Hmmm…. I’m guessing it’s because he already bought a case, which he regrets not doing sooner.

It is rather ironic that the new antenna design was supposed to be a feature and ended up being a class action lawsuit.

It does seem kinda sue happy to launch a bunch of lawsuits over something that can be fixed with a piece of tape. Let’s face it. Your phone should have a case anyway. Leather smells good.

Comment from Jeff, KE9V
Time 7/15/2010 at 3:24 am

Mark,

You seem to be missing the point that this is much less a cell phone problem. Yes, each electronic device has its own quirks and features. Some are better than others, the iPhone is the best of breed.

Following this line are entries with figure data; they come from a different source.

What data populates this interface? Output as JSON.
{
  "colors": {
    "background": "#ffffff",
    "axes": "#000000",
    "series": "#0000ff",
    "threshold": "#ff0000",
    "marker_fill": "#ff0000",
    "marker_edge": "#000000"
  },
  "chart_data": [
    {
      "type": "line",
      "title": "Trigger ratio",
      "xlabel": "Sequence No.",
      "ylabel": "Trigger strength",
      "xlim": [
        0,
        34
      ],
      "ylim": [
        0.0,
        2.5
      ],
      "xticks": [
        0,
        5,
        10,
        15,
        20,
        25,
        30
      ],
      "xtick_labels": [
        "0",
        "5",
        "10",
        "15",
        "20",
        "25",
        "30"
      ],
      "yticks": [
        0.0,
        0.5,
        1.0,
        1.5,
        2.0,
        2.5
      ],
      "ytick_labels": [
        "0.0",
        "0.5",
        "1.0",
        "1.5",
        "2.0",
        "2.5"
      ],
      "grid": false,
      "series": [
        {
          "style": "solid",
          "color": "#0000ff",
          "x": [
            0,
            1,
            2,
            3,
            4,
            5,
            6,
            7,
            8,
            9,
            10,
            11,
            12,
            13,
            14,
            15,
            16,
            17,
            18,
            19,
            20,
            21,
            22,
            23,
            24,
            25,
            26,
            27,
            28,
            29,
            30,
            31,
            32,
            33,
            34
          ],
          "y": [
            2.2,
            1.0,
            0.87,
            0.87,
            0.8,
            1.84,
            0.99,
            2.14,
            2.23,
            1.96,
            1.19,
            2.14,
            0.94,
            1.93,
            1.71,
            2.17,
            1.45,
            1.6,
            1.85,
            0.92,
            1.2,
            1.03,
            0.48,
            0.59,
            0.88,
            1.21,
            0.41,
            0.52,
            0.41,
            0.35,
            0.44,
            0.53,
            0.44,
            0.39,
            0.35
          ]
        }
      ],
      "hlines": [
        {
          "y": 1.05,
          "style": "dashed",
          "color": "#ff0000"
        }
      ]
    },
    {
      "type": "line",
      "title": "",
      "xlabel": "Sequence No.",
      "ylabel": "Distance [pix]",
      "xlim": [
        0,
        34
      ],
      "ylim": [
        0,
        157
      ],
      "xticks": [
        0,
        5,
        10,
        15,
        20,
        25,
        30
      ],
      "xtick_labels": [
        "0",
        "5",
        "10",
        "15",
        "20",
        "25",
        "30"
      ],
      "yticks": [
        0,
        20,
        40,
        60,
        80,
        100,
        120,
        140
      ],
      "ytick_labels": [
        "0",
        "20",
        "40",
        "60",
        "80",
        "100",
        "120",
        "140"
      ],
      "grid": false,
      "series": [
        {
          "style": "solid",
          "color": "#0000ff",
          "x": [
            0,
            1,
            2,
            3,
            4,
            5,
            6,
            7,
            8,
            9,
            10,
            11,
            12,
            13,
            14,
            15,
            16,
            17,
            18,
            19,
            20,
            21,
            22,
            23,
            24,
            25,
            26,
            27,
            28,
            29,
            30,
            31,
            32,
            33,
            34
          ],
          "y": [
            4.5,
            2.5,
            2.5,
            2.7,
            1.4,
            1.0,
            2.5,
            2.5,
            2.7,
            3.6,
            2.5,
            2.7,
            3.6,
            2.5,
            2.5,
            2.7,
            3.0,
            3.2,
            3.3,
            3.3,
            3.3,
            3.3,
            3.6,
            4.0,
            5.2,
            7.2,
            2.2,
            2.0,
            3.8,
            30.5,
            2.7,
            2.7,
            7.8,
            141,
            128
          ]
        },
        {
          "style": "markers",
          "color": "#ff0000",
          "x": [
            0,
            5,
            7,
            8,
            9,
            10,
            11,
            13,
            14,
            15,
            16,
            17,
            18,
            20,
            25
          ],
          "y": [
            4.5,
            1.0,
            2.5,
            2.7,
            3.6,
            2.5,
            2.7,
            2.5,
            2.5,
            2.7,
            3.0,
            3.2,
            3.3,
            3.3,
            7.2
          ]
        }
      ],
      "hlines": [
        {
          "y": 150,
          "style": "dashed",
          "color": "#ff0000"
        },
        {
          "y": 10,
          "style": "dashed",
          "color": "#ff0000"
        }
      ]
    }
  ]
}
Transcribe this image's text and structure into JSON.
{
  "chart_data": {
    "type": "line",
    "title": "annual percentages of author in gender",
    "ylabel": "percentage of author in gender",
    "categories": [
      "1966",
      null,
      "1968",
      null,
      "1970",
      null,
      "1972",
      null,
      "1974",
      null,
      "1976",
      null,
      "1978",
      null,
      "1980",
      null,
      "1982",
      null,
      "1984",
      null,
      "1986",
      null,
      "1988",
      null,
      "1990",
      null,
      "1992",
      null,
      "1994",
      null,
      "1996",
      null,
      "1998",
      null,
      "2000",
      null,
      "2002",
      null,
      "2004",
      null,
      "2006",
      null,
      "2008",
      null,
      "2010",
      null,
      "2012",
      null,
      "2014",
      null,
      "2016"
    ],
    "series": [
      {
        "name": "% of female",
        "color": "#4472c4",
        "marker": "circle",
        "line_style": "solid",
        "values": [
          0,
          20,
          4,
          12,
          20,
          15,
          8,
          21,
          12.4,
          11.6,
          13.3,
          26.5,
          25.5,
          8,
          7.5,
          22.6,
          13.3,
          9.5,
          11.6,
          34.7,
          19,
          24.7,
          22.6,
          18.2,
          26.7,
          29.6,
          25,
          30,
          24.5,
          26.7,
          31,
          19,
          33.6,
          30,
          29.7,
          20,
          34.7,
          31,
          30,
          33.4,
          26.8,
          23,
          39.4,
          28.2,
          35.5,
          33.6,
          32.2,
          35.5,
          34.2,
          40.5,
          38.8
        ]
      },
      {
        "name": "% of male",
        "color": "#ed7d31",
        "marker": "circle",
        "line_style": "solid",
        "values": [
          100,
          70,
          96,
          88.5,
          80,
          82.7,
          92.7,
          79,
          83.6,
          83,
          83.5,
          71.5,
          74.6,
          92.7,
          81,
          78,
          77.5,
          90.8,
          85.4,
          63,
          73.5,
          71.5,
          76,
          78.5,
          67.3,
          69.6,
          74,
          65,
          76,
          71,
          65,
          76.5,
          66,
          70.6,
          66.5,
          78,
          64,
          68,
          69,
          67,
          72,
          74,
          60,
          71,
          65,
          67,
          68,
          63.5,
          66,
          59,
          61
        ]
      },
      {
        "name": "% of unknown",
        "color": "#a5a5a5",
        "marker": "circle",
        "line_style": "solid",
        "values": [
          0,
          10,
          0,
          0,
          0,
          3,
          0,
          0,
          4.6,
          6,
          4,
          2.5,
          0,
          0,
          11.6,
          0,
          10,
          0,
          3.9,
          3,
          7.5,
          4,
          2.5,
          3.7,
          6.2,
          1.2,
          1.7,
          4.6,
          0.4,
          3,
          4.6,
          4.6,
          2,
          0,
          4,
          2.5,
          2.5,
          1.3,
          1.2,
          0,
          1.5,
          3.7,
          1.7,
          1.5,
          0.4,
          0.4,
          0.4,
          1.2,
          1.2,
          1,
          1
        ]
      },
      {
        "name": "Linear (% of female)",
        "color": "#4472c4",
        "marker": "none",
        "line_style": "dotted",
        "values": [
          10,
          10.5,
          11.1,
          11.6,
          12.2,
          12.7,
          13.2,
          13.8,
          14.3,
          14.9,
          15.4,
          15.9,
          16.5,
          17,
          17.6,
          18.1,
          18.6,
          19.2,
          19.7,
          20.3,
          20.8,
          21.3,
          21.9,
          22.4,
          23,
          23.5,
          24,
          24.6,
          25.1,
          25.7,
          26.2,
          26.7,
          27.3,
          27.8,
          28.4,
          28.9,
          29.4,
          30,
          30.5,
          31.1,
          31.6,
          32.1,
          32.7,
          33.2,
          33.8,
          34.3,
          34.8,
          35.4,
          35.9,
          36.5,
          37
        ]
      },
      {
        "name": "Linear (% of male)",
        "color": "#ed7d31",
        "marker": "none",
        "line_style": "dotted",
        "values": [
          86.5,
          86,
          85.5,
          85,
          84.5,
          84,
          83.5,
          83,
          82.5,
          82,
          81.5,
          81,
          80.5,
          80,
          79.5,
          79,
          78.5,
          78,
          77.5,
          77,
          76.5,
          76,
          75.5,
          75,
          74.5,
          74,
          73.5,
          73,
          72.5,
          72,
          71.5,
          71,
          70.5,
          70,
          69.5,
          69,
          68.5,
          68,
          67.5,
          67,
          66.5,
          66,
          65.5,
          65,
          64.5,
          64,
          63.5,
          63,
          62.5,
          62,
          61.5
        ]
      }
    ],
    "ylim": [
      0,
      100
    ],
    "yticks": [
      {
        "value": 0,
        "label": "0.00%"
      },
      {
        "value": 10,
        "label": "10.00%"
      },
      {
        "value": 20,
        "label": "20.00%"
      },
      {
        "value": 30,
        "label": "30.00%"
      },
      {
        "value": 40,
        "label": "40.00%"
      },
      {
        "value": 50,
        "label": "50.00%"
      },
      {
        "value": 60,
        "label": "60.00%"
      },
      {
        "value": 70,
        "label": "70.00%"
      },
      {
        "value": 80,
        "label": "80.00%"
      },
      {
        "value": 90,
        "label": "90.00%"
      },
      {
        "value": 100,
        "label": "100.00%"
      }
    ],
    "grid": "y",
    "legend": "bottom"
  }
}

But unfortunately it’s being sold by a company that apparently has no respect for its customers.

This problem was first noted just hours after the product release. The now infamous email to Jobs about it yielded his arrogant response: “don’t hold the phone that way” and that the customer should “buy a case”.

This was quickly followed by Apple’s “stunning” software problem that over-inflated signal quality…but shortly thereafter, AppleCare started advising customers that any forthcoming software fixes wouldn’t fix the hardware-based antenna problem.

And then there was the customer service script leak that advised tech support to tell customers that, in fact, the antenna is awesome, but even so, don’t hold it that way, maybe buy a case, and no, AppleCare is not to give out a free case, offer any kind of warranty repair, or deal with the problem in any satisfactory manner at all.

And now that Consumer Reports won’t recommend it, the first iPhone that they haven’t recommended so they certainly aren’t Apple bashers, Apple is deleting mentions of the Consumer Report findings on its support forums, as it frequently seems to do when problems crop up that it doesn’t want to acknowledge.

I don’t think this is going to stop the iPhone momentum because frankly I think that most consumers just want an iPhone and don’t give a crap if it has problems or not.

But longer term I wonder about Apple’s ability to thrive given that they have abandoned the computer market and thrust themselves into the consumer market despite the fact that they obviously believe that consumers are idiots who will purchase anything that they lay on the table and if there are problems, just deny, deny, deny it and screw ‘em!

Not a world class company, not a world class act…

On a side note, I’m standing in line today to buy a Droid X. But not because of the iPhone antenna design flaw, but because of AT&T…

Jeff, KE9V

Comment from Tom
Time 7/15/2010 at 7:21 am

As one who does not own a cell phone (and has no current plans to own one), I find the emotional angst generated on both sides of Apple’s antenna issues somewhat amusing.

Comment from suwat82
Time 7/15/2010 at 7:42 am

Nowaday cell phone is a important part of our daily life already. But I wonder 100 years ago why people can live without phone.

Comment from Kevin
Time 7/19/2010 at 10:00 am

Is a cell phone really an important part of your daily life? I don’t own one and I don’t miss it.